# looking for AA!



## Mmaarr (Oct 19, 2010)

Hi, I'm from the land of 10000 treatment centers, MN, and am looking for other recovering alcoholics/addicts in Palermo or the Cefalu area of Sicily. Many thanks. A


----------



## Madame Wells (Oct 19, 2010)

You can look either in the Italian Yellow Pages or try the American Consulate, which sometimes provides a list of services and groups in various cities throughout Italy.
Also I would think AA has a list of international branches for members.


----------



## Mmaarr (Oct 19, 2010)

*AA in Sicilia*



Madame Wells said:


> You can look either in the Italian Yellow Pages or try the American Consulate, which sometimes provides a list of services and groups in various cities throughout Italy.
> Also I would think AA has a list of international branches for members.


Thank you!
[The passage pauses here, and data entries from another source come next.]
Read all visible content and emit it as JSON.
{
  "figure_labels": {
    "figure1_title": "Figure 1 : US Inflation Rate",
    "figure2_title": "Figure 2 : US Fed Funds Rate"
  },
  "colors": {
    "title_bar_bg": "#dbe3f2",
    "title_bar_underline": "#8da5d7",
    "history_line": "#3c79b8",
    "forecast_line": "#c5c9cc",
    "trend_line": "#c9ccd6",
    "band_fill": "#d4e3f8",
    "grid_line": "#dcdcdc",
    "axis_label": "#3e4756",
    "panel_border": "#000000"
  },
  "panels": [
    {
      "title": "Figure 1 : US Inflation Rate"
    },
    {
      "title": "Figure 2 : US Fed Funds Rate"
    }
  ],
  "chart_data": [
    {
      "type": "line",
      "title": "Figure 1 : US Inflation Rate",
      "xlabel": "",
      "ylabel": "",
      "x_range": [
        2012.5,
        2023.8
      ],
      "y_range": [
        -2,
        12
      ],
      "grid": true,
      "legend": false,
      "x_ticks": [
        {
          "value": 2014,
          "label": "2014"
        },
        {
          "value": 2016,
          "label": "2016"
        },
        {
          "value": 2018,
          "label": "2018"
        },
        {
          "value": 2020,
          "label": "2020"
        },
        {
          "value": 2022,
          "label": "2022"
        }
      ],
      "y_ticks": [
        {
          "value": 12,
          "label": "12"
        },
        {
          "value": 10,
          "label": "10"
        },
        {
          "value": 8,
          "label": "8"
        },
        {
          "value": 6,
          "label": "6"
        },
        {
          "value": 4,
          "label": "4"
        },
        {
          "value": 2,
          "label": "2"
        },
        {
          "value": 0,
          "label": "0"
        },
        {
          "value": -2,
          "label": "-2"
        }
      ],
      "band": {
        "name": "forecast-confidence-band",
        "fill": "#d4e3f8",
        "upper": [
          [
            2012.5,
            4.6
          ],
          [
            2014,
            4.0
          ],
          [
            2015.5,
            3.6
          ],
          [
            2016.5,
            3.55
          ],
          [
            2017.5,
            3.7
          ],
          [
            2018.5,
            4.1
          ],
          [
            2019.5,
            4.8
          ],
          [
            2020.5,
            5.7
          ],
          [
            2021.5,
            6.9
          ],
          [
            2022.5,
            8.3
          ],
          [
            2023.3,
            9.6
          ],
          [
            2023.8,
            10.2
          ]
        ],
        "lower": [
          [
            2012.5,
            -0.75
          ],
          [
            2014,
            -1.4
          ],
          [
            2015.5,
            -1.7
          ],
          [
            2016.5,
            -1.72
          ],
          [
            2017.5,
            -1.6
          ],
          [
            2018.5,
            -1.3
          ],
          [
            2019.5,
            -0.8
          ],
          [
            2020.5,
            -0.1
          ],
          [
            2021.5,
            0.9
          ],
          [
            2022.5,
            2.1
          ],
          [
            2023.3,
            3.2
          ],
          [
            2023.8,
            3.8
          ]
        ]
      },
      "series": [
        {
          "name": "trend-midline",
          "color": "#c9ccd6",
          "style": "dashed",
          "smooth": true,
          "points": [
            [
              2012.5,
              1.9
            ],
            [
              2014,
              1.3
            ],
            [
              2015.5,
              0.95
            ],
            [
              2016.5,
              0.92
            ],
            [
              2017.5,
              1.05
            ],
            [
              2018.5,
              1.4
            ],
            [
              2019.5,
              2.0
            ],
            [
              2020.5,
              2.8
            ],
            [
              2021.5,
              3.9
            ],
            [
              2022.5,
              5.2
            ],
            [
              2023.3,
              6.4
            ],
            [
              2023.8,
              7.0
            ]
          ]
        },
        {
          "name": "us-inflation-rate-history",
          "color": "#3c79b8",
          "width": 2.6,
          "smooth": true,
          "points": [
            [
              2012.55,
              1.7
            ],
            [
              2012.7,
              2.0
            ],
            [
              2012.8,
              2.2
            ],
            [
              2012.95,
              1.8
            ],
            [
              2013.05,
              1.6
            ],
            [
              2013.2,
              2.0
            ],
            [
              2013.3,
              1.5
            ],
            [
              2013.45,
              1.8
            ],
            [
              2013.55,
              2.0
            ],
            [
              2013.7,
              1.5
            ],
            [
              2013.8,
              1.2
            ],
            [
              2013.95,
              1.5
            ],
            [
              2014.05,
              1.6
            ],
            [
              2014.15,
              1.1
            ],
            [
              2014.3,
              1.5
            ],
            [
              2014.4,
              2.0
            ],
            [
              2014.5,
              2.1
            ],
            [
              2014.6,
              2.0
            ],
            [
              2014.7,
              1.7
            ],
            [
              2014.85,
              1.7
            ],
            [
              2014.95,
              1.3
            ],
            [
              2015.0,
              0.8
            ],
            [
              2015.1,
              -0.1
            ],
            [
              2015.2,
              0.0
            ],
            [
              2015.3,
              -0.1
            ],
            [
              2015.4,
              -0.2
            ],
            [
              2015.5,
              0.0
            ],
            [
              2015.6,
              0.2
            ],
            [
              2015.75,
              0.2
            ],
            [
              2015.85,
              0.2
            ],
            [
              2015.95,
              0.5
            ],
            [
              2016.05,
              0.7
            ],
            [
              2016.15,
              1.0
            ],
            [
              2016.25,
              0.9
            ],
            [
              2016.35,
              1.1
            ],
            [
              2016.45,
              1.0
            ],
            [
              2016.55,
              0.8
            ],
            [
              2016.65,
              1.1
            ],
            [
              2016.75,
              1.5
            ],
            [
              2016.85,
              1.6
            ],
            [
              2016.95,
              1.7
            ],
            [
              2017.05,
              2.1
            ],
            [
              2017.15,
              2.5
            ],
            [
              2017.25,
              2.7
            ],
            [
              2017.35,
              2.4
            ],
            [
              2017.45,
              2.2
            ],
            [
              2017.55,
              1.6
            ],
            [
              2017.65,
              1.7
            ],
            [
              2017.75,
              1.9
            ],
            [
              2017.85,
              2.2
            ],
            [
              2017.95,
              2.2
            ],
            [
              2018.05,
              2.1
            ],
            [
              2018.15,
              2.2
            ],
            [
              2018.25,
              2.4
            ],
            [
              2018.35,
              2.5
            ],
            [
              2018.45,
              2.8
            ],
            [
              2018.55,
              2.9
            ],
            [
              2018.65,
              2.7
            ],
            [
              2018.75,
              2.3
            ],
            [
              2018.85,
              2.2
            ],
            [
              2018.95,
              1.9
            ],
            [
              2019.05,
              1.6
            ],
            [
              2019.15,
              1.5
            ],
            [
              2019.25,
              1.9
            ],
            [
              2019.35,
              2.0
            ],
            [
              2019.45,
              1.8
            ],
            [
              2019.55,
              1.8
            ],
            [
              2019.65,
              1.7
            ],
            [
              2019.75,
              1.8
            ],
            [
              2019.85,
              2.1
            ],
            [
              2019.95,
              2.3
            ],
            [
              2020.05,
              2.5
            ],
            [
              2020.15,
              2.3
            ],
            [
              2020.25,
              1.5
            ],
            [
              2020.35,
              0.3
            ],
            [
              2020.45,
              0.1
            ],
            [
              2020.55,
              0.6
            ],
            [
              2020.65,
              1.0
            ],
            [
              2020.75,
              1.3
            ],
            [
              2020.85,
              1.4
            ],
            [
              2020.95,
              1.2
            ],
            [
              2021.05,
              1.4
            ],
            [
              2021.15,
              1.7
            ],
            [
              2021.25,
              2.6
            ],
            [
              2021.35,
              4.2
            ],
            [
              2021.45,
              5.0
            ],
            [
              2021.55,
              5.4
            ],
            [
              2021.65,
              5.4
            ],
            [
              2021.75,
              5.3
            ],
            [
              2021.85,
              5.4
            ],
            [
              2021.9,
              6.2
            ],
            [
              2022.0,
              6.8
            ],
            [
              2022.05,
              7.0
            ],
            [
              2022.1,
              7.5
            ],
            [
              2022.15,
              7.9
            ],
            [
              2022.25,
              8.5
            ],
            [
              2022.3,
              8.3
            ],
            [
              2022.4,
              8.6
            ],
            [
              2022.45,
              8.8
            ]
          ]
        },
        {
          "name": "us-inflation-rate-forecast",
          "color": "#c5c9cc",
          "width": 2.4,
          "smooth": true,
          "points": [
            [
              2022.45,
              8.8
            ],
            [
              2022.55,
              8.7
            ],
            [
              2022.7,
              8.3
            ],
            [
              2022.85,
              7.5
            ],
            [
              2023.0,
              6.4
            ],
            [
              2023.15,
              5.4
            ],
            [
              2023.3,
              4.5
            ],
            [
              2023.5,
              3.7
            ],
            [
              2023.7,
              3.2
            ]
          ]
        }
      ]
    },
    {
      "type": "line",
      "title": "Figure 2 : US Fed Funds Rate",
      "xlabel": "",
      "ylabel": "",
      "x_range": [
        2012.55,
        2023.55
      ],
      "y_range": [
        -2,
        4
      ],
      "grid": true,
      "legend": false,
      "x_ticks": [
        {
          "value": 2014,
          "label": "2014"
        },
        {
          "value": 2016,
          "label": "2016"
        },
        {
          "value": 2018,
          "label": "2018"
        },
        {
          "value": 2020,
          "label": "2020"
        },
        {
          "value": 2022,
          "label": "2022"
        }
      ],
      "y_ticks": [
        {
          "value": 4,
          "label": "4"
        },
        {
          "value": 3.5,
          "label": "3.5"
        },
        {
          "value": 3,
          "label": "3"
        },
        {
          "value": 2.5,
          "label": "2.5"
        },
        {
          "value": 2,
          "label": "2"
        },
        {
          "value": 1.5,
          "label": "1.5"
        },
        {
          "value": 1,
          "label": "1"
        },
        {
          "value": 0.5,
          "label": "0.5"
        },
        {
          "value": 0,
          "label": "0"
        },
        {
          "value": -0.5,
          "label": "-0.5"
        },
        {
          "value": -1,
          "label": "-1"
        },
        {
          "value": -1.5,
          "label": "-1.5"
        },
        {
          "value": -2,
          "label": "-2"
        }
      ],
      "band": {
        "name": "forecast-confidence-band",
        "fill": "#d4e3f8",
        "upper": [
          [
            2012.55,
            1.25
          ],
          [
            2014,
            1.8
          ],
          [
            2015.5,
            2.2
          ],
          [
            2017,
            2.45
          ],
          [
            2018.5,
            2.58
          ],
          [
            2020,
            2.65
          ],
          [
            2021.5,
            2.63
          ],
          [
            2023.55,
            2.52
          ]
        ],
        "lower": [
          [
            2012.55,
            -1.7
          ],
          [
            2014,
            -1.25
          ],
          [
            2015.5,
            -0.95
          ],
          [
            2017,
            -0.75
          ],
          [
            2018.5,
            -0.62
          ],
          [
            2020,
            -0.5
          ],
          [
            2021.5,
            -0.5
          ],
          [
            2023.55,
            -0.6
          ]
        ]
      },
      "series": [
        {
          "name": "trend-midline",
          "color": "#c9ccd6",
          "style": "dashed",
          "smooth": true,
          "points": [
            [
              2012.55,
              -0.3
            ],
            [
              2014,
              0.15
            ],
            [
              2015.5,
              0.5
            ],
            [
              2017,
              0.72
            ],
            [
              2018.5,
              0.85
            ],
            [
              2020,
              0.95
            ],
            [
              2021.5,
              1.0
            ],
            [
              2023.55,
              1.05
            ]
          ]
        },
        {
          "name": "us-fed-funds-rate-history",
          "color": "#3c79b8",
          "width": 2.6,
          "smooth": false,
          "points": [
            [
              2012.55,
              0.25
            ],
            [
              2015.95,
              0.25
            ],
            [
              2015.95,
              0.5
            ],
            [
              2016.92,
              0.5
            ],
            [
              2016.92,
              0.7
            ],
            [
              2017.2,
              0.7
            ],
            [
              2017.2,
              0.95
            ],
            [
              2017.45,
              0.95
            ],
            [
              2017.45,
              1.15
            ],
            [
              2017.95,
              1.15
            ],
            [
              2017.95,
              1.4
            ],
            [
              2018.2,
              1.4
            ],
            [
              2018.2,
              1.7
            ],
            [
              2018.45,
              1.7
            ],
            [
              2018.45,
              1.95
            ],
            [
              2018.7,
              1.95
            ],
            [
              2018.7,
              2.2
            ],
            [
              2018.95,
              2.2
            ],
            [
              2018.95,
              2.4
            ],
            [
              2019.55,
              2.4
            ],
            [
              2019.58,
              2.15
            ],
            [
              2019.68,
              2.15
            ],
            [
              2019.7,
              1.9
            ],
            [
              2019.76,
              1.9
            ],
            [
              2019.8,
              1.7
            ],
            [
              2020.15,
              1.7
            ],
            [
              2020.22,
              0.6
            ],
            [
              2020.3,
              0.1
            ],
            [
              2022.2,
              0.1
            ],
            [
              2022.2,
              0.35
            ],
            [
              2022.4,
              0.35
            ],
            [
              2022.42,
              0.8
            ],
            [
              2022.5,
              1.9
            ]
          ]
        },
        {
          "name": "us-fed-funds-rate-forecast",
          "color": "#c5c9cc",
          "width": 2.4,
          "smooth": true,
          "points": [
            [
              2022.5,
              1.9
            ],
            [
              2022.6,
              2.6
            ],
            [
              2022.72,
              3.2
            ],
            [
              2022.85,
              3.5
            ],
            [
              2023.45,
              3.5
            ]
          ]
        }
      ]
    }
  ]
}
I have tried many avenues but not the Am Consulate. Will do. MMM


----------



## Madame Wells (Oct 19, 2010)

Ciao Mmaar,

Here is something that might help you.

A.A. Alcolisti Anonimi Servizi Generali (Italy)
Via di Torre Rossa 35
Scala B Int. 1B
Rome, 00165, Italy
Phone:39-06-6636629
Fax:39-6-6628334
Site: alcolisti-anonimi.it

They provide info in groups in cities in Italy upon request. Good Luck!


----------